Abdominal Discomfort During First Trimester of Pregnancyby Annie Mueller
Though it's a fairly common symptom of pregnancy, having pain in your abdomen after finding out you are pregnant can be upsetting and worrisome. There are several causes for normal abdominal discomfort during the first trimester, and a few key warning signs that can tell you when it's time to talk to your doctor.
When you have one or more of the following abdominal symptoms, it's time to call the doctor, say Heidi Murkoff, Arlene Eisenberg and Sandee Hathaway, authors of "What to Expect When You're Expecting": bleeding with cramps or pain in the center, lower abdominal area; severe or unabated abdominal pain (continuing for more than one day); cramping and/or bleeding when you have a history of miscarriage; and sharp, crampy pain with tenderness in the lower abdomen. If the pain is unbearably severe or the bleeding is very heavy, get medical attention immediately.
Very early in the pregnancy, the newly formed baby travels down the Fallopian tube and into the uterus, where it attaches to the uterine wall for its source of nourishment. This usually occurs about a week after conception, and many women feel pressure or pain when it happens. Murkoff, Eisenberg and Hathaway also state that lower abdominal pressure can occur simply because of the buildup of the uterine lining, growth of the uterus and/or increased blood flow.
Possibly the most common complaint of pregnancy, nausea is often an ongoing source of abdominal discomfort. It certainly isn't limited to the morning hours. According to Murkoff, Eisenberg and Hathaway, hormonal changes can increase feelings of nausea, as can stress and physical or mental fatigue. Combat the nausea by getting adequate rest, staying hydrated and eating often throughout the day to avoid hunger pains that can induce nausea. Nausea often decreases after the first trimester, so take heart.
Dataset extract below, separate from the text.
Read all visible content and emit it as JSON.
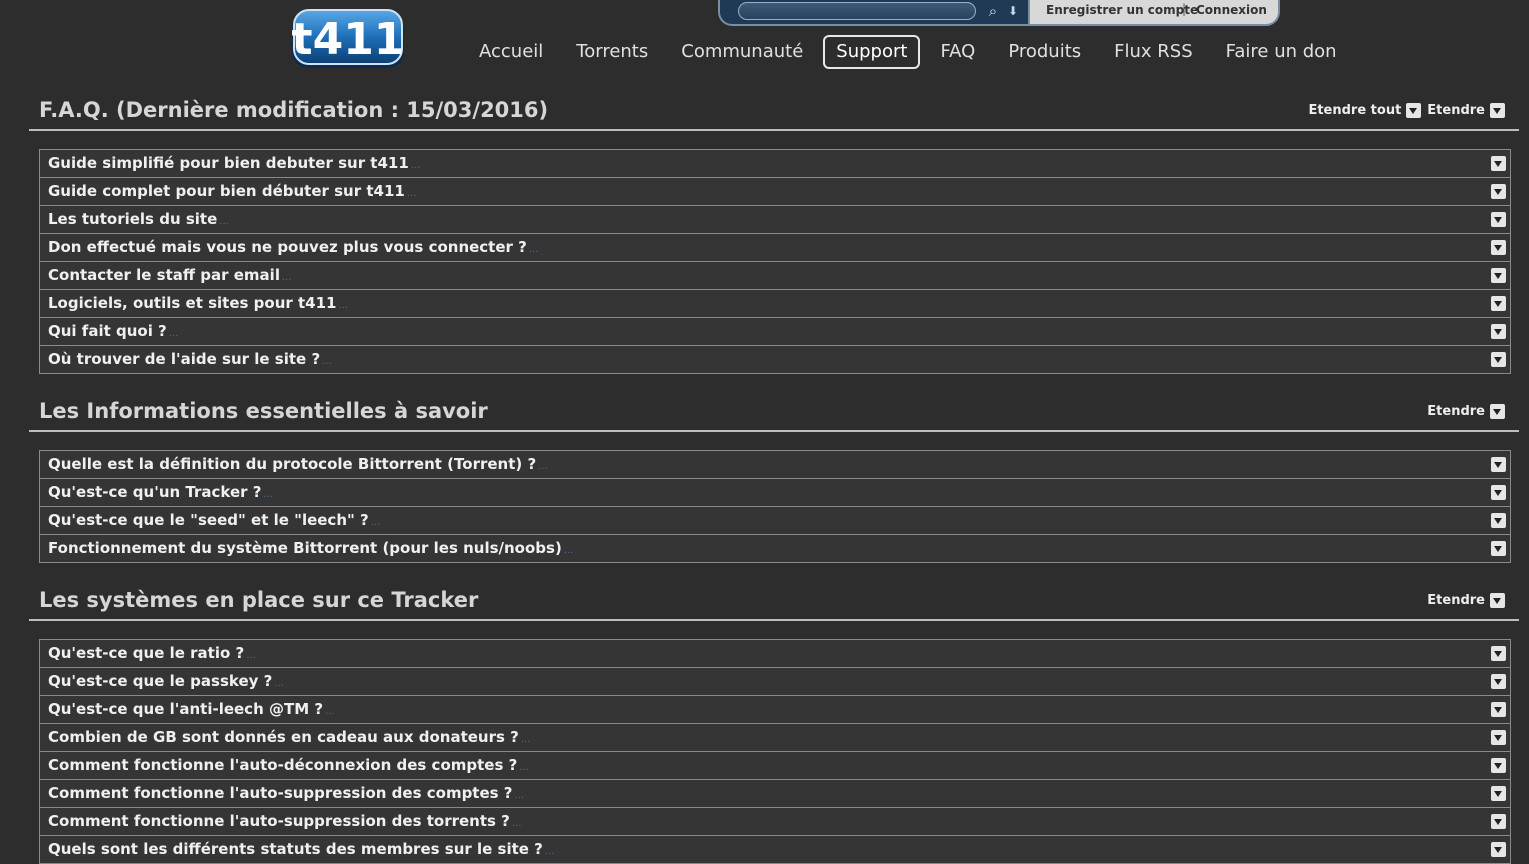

Don't worry if you experience mild cramps, an achiness, or a pulling sensation in your abdomen on one or both sides, the authors say. As your uterus grows, the ligaments that support the uterus must stretch to do their job. That can cause this type of abdominal discomfort.
Constipation and gas are both very common symptoms of pregnancy, say Murkoff, Eisenberg and Hathaway. Increased hormone levels and a growing uterus can cause constipation, and constipation often creates gas and bloating. Such symptoms can start early--even before you can see your belly expand from the outside--but you can discourage them by eating plenty of fiber, drinking lots of water and getting regular exercise.
You may have worries about sex hurting your baby. When you experience cramping during or after orgasm, it's easy to assume the worst. Fear not, the authors say; cramping due to orgasm is common and harmless during a normal pregnancy, with low risk. The cause can be physical (increased blood flow and muscle contractions during sex) or mental (fear and worry of hurting the baby), or a combination.